3. Another benefit of living in a strong agricultural community, that positively benefits the wallet of every local resident, often goes unnoticed. If you own property in the county, you pay property taxes. When compared to other regions around the state and country, our local municipalities claim that our taxes are among the lowest. So, why might this be? There have been several studies done around the state on the costs of community services (roads, schools, emergency services, sidewalks, streetlights…). When comparing taxes generated by various land uses (residential, commercial, agriculture) to the amount of community services they require, agriculture and some commercial land uses result in a net gain for county governments.
In every study the cost of community services for residential land uses always results in a net loss to the municipality. This means that agriculture not only pays its own way, but it also pays for the services that non-agricultural residents need/ enjoy. Without agriculture our taxes would be higher, or our community services would have to be reduced.
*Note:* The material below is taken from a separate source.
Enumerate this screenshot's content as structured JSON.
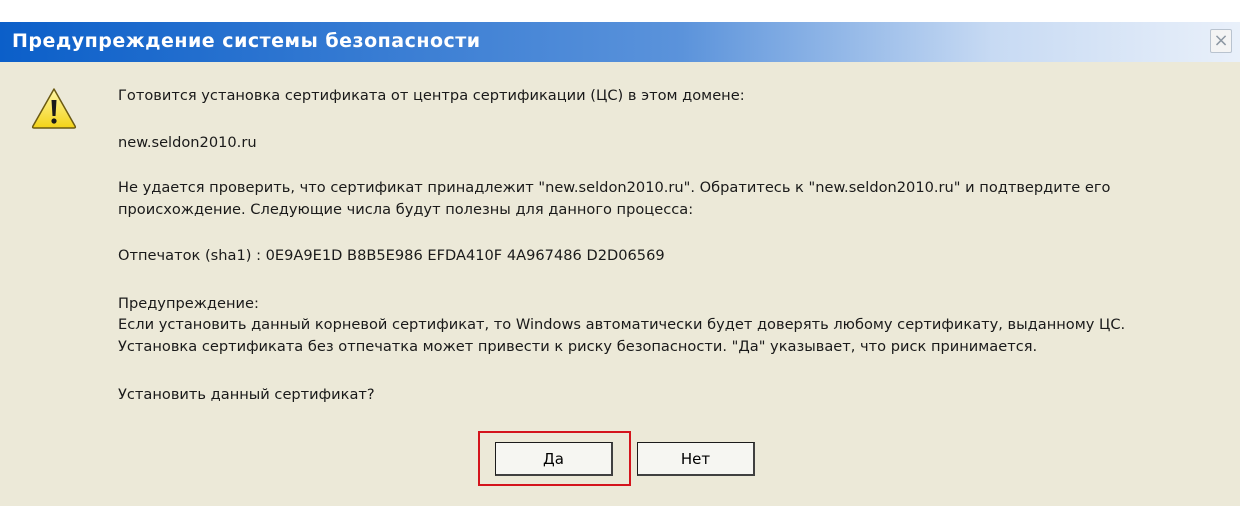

Agriculture is a year-round industry in Levy County involving many different commodities across a wide geographic area. While this is a season (August-November) when we encounter more and larger equipment on the roads, it isn’t the only season. If city driving requires increased attention to traffic lights, distracted drivers, bicycles and pedestrians, country driving requires attention to end-gun car washes, high clearance sprayers, and the occasional escaped cow.
I may be overstating the obvious but based on my observations I still think it needs to be said. Moving a piece of farm equipment down a highway is different than driving your minivan to the store.
• Imagine strapping a 16-foot ladder across the grill of your car and driving through the Walmart parking lot on Saturday morning.
• Imagine pulling off on the shoulder of a county road at 60 MPH, with no springs or shocks, a back seat full of eggs, and no springs or shocks.
• Imagine driving a semi pulling a mobile home through the fast food drive-in.
• Imagine being stuck in the fast lane on the Atlanta By-pass riding a Moped
• Imagine driving a $500,000 Lamborghini at the Bronson racetrack in first gear.
Add these all up and you might be getting close to what it’s like driving a peanut picker down a Levy County backroad. The equipment is big, expensive, and, while legal to operate on the highway, they’re not well suited to it.
Think about how many times you have been surprised by finding a tractor puttering down the road. You crest a hill, round a curve, or look up from a momentary distraction and there it is. Because of the difference in speed between you and it, this massive piece of equipment seems to have appeared out of thin air. Now imagine that you are the one driving the tractor, with all of the above listed parameters, and this shiny red ‘vette is all of the sudden on you. This isn’t a good situation for either party.
There are certainly benefits to living in a rural county. While we may not always recognize it, agriculture and farming play an important role in what makes Levy, Levy. As we enter into this peanut harvest season, and encounter the occasional “picker parade,” or this winter as a rancher moves hay to a pen of heifers, or as fields are prepared for spring planting we all need to slow down a little, offer a generous dose of highway social distancing, and be thankful that we aren’t stuck at a traffic light sucking exhaust fumes.